« NQNT », ou l’émergence d’un Rap post-moderne.

Plutôt que de réaliser une critique titre par titre en assénant une opinion arbitraire, le tout en prenant en soin de ne pas en exposer les biais et les partis-pris idéologiques (certains « blogs » à la petite semaine savent de quoi je parle), il me semble préférable de se servir du dernier EP que VALD nous a livré pour donner à chacun des clés de compréhension permettant d’apprécier la radicale nouveauté de son oeuvre au sein du Rap Français.

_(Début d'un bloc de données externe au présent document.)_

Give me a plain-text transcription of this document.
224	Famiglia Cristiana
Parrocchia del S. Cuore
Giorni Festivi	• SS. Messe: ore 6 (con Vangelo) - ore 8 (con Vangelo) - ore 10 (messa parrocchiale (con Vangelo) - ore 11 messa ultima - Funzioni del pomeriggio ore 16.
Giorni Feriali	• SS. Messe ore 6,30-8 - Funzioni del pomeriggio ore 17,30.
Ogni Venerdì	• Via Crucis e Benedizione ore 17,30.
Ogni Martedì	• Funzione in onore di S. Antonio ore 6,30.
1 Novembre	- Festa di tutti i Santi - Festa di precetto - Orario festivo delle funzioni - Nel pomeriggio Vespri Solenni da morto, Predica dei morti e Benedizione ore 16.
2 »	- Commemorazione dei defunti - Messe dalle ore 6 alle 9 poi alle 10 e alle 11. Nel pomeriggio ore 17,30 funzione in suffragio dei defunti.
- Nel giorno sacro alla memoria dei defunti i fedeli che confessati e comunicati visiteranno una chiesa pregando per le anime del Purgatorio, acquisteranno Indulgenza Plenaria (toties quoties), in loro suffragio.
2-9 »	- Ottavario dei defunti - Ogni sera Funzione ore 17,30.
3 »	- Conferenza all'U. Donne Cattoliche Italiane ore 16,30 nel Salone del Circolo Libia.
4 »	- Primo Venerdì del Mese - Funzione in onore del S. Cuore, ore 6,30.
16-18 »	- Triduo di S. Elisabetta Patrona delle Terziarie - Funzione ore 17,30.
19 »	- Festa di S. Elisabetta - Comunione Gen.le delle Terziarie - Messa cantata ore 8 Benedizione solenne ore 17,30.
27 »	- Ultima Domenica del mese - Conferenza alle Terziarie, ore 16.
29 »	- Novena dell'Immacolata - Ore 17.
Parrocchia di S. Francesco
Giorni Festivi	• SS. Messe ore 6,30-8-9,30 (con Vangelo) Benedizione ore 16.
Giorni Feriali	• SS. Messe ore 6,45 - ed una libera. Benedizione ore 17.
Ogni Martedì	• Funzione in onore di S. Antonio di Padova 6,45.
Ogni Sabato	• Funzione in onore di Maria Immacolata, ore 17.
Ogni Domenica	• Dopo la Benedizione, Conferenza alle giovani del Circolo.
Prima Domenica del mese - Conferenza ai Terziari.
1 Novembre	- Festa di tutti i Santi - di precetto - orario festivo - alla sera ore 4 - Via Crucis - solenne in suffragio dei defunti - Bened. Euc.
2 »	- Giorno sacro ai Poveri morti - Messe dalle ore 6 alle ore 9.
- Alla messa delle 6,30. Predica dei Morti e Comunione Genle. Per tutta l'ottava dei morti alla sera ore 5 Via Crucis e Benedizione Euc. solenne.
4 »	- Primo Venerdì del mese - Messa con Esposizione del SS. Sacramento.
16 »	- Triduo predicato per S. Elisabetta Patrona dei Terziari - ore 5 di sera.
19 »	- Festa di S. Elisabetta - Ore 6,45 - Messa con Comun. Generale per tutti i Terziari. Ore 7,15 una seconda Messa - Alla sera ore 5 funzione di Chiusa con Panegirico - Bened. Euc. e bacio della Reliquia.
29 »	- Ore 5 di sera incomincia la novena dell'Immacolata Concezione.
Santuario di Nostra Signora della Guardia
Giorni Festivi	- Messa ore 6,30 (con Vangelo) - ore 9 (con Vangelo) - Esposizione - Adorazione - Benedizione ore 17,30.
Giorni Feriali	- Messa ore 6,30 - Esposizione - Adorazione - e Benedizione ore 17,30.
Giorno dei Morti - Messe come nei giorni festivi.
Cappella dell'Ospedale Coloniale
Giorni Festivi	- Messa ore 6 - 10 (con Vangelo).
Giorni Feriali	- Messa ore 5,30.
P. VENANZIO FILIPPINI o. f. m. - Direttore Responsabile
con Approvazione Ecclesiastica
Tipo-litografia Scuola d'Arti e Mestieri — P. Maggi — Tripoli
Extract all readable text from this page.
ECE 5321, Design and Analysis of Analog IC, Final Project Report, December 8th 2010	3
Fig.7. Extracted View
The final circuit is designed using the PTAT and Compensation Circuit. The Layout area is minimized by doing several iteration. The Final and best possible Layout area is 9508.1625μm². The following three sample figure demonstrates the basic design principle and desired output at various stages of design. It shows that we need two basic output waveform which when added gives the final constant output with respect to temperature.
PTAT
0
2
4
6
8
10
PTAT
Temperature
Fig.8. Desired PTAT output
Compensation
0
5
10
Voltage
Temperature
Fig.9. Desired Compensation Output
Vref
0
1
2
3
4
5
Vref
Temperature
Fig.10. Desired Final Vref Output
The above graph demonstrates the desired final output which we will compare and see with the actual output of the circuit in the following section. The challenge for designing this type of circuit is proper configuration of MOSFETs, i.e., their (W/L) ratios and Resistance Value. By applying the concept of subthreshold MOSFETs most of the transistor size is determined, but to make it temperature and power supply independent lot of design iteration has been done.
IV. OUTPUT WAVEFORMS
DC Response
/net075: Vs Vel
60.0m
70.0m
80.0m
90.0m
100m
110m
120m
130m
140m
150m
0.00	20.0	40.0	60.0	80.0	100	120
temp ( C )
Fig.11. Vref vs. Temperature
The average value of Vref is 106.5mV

Par « post-moderne », j’entends ici le dépassement du clivage entre tradition et modernité que VALD opère en alliant un style baroque empreint d’un certain classicisme, au recours quasi constant de l’écriture automatique surréaliste, le tout sur la base d’un art romanesque ironiquement neutre. À ceux qui craignent d’ores et déjà un article verbeux vide où il ne s’agit que de jeter de grands mots à la tête du lecteur pour se doigter le nombril (comme le font de nombreux pseudo-intellectuels qui capitalisent sur l’indigence des internautes pour acquérir un certain statut, voire s’inventer des carrières), je vous rassure, il n’en est nullement question. Simplement, pour une fois que nous tenons quelqu’un qui peut réellement avoir des prétentions artistiques dans le Rap Français, n’ayons pas peur de montrer à ceux qui méprisent le Rap dans son ensemble que le public n’est pas uniquement constitué d’analphabètes tout juste bon à scander des insultes en rythme. Cette parenthèse étant effectuée, poursuivons notre propos.

À l’écoute du projet, il est difficile de ne pas remarquer la densité exubérante d’allitérations et d’assonances, de rimes multi-syllabiques, de champs lexicaux inédits mais aussi l’originalité et la rapidité des séquences employées. À l’heure où le rap est plus populaire que jamais et où le marché pèse de tout son poids pour des morceaux à l’élaboration enfantine (avec l’imagination en moins), faire le choix du baroque, de la surcharge décorative (car, contrairement à d’autres, le style reste ici bien décor et non substance) relève d’un certain aristocratisme qui méprise l’esprit du temps et ses revendications « d’accessibilité à tous », mais valorise la technicité et le respect de règles dans l’exercice du Rap. Réhabiliter des contraintes dans l’exercice de l’art, faire la part belle à « la danse dans les chaînes » selon l’expression de Nietzsche, est une attitude classique suffisamment rare au XXIème siècle pour qu’on prenne le temps de la souligner.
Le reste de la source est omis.